FIG. 1 is a block diagram showing an embodiment of the line condition monitoring device of the present invention, and FIG. 2 (A) shows the input signal applied to the input terminal 1 of FIG. 1 and the line condition extracted from the thermal signal. A diagram of the display signal, (B) is the line status holding circuit 40 of FIG.
(C) shows the contents of the memory that holds the change detection flag of the line state change detection and holding circuit 40 of FIG. 20...Line status holding circuit, 30---Line status change detection circuit, 40...
...Line state change holding circuit, 1... Signal input terminal, 2a, 3a... Read instruction information input terminal, 2
b-... Change detection information output terminal, 3b...

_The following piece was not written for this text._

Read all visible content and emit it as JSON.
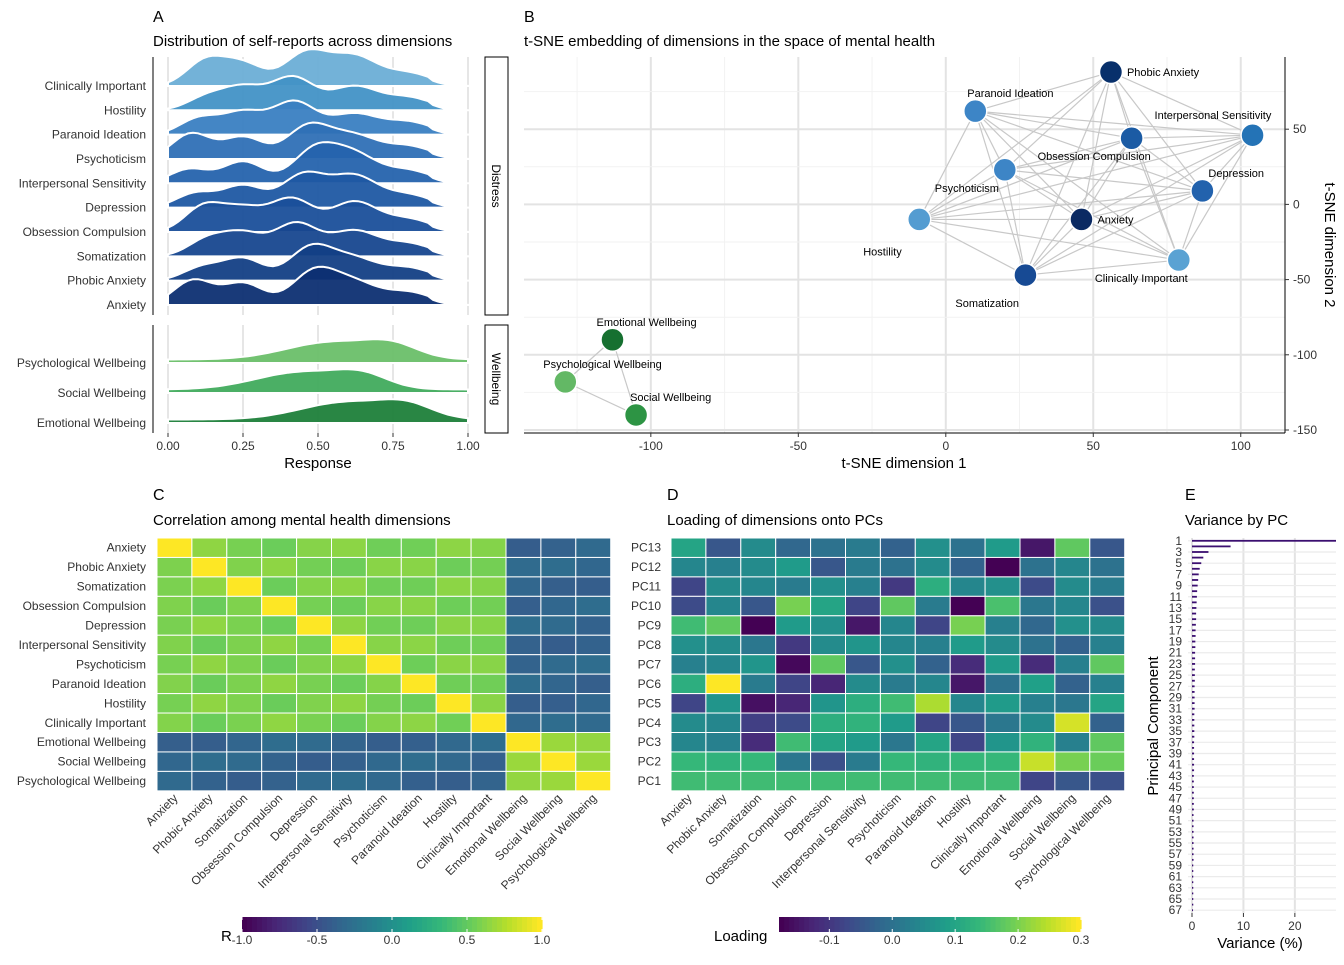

- Line status information output - child.

Claims (1)

[Claims] A line status monitoring device that monitors multiple bits for each line as a line status display signal in an input signal in which the signals of each line are time-division multiplexed, A line status display signal extraction circuit that extracts a line status display signal, holds the line status display signal for one cycle, outputs it as the line status display signal of the previous cycle in the next cycle, and receives a line status read command from the host controller. When received, the line status holding circuit outputs the held contents of the corresponding line, and the line status display signal extraction circuit receives the line status display signal of each line sequentially, and at the same time displays the line status of the same line in the previous cycle. It is equipped with a line state change detection circuit that receives signals from the line state holding circuit and detects changes in the line state, and a memory that retains the presence or absence of changes in each line state that is the output of the line state change detection circuit. At the time of detection, the change detection information is set in the memory, and the information in the memory is output according to the read instruction information from the upper control device, and when the line status read instruction of the line corresponding to the change detection information is issued from the upper control device , and a line state change holding circuit for canceling the change detection information held until then.